Django Unchained is a film about love. Three kinds of love, really.
There’s the romantic love that pulls together two of the main characters: Jamie Foxx’s Django who is willing to travel through hell and risk his life to save his wife, Kerry Washington’s Broomhilda. As he travels toward her, Hildi appears in his daydreams looking luminous and gorgeous. We rarely see Black love portrayed in a Hollywood film in this way — a Black knight in shining armor battling dragons to rescue his radiant queen.
There’s also the bromantic love between Django and his liberator/mentor Dr. King Schultz, played by Christoph Waltz, who leads Django on a physical journey from Texas to Mississippi, and a psychic journey from slave to master of bounty hunting. Schultz abhors slavery, but he comes to care deeply for Django and to love him in a brotherly way.
But the sort of love that is most powerful in the film is the self-love of Django. Foxx applies a sheen of nobility to the character from the second he is freed and begins moving through the air with his shoulders back and his head high, his dignity shining. In a repeated motif, Django rides into towns atop a horse, his body language singing of pride and strength, a sight that causes people to rear back in shock, unused to seeing a Black person cloaked in dignity. In this way Django moves through the film like a single beam of light piercing through the dark.
In a critical moment Leonardo DiCaprio’s slavemaster Calvin Candie points out that there are more Blacks than whites on his plantation and wonders, “Why don’t they kill us?” He explains via phrenology — Black brains are lesser — which is now obviously and hysterically false.
But he is actually close to the truth. The answer isn’t in the brain, it’s in the mind. The colonized mind trapped in a white supremacist world; a world that believes in and is structured around the myth of Black intellectual inferiority.

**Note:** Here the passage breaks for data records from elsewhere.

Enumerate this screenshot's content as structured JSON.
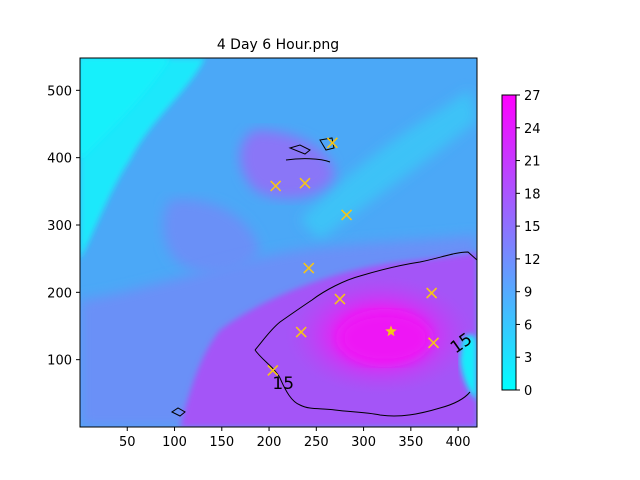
{
  "chart_data": {
    "type": "heatmap",
    "title": "4 Day 6 Hour.png",
    "xlabel": "",
    "ylabel": "",
    "xlim": [
      0,
      420
    ],
    "ylim": [
      0,
      548
    ],
    "x_ticks": [
      50,
      100,
      150,
      200,
      250,
      300,
      350,
      400
    ],
    "y_ticks": [
      100,
      200,
      300,
      400,
      500
    ],
    "colorbar": {
      "range": [
        0,
        27
      ],
      "ticks": [
        0,
        3,
        6,
        9,
        12,
        15,
        18,
        21,
        24,
        27
      ],
      "colormap": "cool",
      "colors": [
        "#00ffff",
        "#ff00ff"
      ]
    },
    "contour_label": {
      "text": "15",
      "x": 215,
      "y": 65
    },
    "contour_label_2": {
      "text": "15",
      "x": 403,
      "y": 125
    },
    "markers_x": [
      [
        267,
        422
      ],
      [
        207,
        358
      ],
      [
        238,
        362
      ],
      [
        282,
        315
      ],
      [
        242,
        236
      ],
      [
        275,
        190
      ],
      [
        372,
        199
      ],
      [
        234,
        141
      ],
      [
        374,
        125
      ],
      [
        204,
        84
      ]
    ],
    "markers_star": [
      [
        329,
        142
      ]
    ],
    "marker_color": "#f5c518",
    "grid": false
  }
}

Even when Candie is outsmarted by one of his slaves who must explain to Candie that he’s being played for a fool, his certainty in white intellectual superiority goes unchallenged. Early on, Django excises white supremacy from his mind and eventually destroys white supremacy in his tiny corner of the world. Yes, white supremacy relates to a national (if not global) matrix that no one man could conquer. There’s no telling what could happen to Django after the screen fades to black. But his self-love propels him through the universe of this film, making him heroic before he even begins killing slavemasters.